Serves: 10-12



A squidgy gingerbread is one of life’s great pleasures. It is one of my favourite cakes to bake and requires very little effort. It also gets better with age, the flavours developing after two or three days wrapped in foil. As there is fresh fruit in this version it won’t last as long as a plain gingerbread but I don’t expect it’ll hang around for too long. You can serve it on its own-completely cold as a cake- or warm with the very delicious caramel sauce –and of course, custard.
Ingredients
- 3 ripe pears, peeled, halved and cored
- 2 knobs stem ginger in syrup, drained and finely chopped
- 280g plain flour
- 2 tablespoons ground ginger
- 1 teaspoon bicarbonate of soda
- ½ teaspoon mixed spice
- 140g light muscovado sugar
- 80g golden caster sugar
- 175g unsalted butter
- 250ml black treacle
- 25ml golden syrup
- 250ml milk
- 2 eggs, beaten
- For the caramel sauce
- 225g golden caster sugar
- 300ml double cream
- ½ teaspoon ground ginger
- ½ teaspoon ground cinnamon
- 2 cardamom pods, split and seeds scraped out
- Pinch nutmeg

Method
- Heat the oven to 170˚c, fan oven 150˚c, mark 3. Line a 9 x 9 (23cm) inch square cake tin with non-stick baking parchment. Slice the pears and arrange over the base of the tin. Scatter over the chopped ginger.
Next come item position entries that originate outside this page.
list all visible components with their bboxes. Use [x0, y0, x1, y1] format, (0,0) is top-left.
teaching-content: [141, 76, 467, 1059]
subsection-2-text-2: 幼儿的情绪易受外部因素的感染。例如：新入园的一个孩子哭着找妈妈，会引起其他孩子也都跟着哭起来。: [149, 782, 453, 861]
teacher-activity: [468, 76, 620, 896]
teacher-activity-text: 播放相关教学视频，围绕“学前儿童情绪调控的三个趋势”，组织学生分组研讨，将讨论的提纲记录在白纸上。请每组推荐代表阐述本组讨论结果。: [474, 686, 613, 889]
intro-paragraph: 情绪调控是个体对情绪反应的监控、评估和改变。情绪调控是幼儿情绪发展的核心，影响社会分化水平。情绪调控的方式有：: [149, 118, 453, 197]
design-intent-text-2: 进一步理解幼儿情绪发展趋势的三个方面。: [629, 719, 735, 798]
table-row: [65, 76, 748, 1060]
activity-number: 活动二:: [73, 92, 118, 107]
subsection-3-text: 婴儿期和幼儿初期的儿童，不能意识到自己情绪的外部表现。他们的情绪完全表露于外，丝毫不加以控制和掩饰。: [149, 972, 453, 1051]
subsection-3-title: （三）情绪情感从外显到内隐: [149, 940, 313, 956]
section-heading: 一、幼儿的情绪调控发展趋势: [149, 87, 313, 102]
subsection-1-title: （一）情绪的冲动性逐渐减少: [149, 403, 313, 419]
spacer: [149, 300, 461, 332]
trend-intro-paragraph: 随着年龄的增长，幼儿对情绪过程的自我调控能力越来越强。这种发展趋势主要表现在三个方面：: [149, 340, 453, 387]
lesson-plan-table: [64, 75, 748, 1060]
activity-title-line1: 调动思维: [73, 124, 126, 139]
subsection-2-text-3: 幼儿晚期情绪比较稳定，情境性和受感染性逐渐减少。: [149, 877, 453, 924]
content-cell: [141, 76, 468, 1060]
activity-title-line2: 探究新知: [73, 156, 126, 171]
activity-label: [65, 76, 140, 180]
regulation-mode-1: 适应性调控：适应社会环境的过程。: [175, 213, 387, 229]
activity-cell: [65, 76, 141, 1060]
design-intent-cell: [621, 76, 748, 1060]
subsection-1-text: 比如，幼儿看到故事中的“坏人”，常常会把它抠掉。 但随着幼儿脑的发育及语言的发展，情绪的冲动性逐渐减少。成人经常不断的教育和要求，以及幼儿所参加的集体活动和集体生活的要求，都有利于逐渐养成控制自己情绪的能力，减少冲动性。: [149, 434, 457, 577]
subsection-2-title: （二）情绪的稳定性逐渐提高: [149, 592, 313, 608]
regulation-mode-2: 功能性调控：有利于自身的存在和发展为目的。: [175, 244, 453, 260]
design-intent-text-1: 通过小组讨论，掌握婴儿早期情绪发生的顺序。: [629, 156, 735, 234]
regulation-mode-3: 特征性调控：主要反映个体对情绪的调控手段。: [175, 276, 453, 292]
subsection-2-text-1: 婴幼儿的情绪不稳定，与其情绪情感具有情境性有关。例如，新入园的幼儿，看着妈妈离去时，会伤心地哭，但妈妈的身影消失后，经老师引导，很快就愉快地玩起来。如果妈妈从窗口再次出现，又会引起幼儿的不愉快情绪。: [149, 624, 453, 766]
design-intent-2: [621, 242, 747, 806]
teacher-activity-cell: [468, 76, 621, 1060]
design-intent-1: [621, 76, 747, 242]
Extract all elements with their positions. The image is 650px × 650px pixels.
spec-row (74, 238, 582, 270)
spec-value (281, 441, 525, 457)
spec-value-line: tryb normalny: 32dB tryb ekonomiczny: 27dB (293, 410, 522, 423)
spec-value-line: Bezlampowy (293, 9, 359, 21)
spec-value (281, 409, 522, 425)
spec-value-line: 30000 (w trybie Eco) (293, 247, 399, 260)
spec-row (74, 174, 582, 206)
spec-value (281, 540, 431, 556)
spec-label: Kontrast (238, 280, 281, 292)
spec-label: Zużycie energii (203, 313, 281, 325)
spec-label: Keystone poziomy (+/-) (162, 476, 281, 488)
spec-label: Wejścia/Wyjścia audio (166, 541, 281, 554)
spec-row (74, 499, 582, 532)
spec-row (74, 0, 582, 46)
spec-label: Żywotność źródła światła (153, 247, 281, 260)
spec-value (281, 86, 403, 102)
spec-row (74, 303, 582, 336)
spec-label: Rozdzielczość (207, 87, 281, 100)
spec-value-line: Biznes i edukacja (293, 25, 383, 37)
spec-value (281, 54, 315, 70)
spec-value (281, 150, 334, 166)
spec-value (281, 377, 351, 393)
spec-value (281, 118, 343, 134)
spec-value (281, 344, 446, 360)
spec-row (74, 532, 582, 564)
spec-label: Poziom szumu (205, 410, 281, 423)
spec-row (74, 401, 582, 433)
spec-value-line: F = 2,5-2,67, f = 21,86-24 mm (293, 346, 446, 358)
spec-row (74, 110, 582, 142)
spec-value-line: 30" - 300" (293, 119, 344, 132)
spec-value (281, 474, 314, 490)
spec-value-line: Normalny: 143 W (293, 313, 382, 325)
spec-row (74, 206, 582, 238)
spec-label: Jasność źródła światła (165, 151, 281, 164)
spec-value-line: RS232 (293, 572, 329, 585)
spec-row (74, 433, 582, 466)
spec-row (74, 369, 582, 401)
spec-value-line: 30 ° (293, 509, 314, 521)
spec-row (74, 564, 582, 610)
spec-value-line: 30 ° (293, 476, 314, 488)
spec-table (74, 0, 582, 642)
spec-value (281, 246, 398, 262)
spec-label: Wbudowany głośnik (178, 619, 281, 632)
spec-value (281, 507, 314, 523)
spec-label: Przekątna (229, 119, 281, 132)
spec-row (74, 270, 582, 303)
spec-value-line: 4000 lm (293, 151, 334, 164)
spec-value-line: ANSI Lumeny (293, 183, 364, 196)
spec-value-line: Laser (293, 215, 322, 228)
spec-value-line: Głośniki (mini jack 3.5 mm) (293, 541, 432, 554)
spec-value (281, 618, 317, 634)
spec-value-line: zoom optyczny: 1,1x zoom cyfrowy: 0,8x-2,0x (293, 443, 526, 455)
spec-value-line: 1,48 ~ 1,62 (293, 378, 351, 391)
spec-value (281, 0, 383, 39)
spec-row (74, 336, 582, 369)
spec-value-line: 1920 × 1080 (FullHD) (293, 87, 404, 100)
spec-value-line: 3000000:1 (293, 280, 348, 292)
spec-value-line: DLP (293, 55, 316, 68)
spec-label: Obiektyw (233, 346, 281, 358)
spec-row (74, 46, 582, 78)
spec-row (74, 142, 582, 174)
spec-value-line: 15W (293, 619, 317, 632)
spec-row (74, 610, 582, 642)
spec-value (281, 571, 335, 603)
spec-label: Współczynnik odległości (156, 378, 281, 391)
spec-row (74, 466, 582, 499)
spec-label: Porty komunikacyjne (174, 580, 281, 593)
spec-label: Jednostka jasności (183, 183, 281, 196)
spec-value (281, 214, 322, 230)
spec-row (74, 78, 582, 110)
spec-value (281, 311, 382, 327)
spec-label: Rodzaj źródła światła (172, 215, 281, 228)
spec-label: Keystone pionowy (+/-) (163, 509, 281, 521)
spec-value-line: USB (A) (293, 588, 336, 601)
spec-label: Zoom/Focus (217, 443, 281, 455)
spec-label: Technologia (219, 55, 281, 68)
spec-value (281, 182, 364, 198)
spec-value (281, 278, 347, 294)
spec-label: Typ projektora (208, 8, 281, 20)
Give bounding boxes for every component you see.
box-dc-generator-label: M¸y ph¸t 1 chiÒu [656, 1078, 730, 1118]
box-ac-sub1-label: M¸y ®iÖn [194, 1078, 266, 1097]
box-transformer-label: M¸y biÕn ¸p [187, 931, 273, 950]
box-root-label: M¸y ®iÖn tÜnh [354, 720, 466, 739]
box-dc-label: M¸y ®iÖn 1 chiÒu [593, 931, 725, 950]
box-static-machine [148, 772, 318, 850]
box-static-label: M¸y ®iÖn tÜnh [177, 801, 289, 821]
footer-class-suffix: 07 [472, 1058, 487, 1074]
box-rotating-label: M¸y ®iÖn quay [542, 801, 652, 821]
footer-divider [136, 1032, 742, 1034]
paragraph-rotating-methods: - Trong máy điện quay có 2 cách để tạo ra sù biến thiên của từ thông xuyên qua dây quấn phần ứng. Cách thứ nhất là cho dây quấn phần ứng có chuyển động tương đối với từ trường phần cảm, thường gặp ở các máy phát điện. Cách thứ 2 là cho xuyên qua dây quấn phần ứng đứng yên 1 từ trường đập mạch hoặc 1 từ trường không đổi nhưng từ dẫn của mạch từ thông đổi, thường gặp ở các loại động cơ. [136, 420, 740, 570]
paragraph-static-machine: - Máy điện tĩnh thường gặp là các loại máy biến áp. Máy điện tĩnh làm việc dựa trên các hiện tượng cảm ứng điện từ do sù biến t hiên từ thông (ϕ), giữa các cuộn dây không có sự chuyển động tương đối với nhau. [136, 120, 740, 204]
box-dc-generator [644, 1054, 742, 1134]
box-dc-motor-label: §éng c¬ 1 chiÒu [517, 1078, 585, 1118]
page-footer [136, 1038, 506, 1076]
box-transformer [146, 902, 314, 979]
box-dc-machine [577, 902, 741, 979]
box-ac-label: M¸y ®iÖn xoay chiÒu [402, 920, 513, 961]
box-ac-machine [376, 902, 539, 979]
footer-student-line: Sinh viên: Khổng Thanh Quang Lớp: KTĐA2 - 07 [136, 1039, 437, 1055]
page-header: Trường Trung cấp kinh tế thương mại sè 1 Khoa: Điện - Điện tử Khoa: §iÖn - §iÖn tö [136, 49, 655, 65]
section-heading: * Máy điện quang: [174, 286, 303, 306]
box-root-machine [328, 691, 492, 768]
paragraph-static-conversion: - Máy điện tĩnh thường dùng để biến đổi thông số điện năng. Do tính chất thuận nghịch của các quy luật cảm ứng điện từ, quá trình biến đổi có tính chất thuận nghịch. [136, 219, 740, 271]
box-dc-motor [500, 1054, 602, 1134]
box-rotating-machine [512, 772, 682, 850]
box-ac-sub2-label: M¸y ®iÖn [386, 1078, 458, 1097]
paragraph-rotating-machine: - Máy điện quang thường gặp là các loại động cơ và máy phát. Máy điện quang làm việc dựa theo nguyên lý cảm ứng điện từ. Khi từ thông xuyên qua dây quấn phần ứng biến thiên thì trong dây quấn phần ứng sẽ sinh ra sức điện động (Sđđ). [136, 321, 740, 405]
- Mix the flour with the ginger, bicarbonate of soda and mixed spice. Put the sugars, butter, treacle and syrup in a saucepan and stir over a low heat until the butter has melted. Take off the heat and stir in the milk. Leave to cool for about 15 minutes then stir in the beaten eggs. Gradually beat the contents of the saucepan into the dry ingredients, until no lumps remain. Pour the batter over the pears and ginger and smooth to the edges. Bake in the oven for about 50 minutes until firm in the centre and a skewer inserted into the centre comes out clean.
- Leave to cool in the tin for 15 minutes- if you’re serving the gingerbread as a pudding- then cut into squares. Serve with the caramel sauce –which you can make while the gingerbread is cooking.
- For the caramel sauce, put the sugar in a saucepan with 80ml water. Place over a low heat to dissolve the sugar. Don’t stir the liquid-just swirl the pan around gently to move the sugar around. When it has dissolved turn the heat up and boil until the liquid caramelises and turns a deep golden brown. This will take from between 5-10 minutes. Pour in the cream-the mixture will bubble up and the sugar will stiffen but stir over the lowest heat until the caramel is smooth. Stir in the spices and pour into a jug.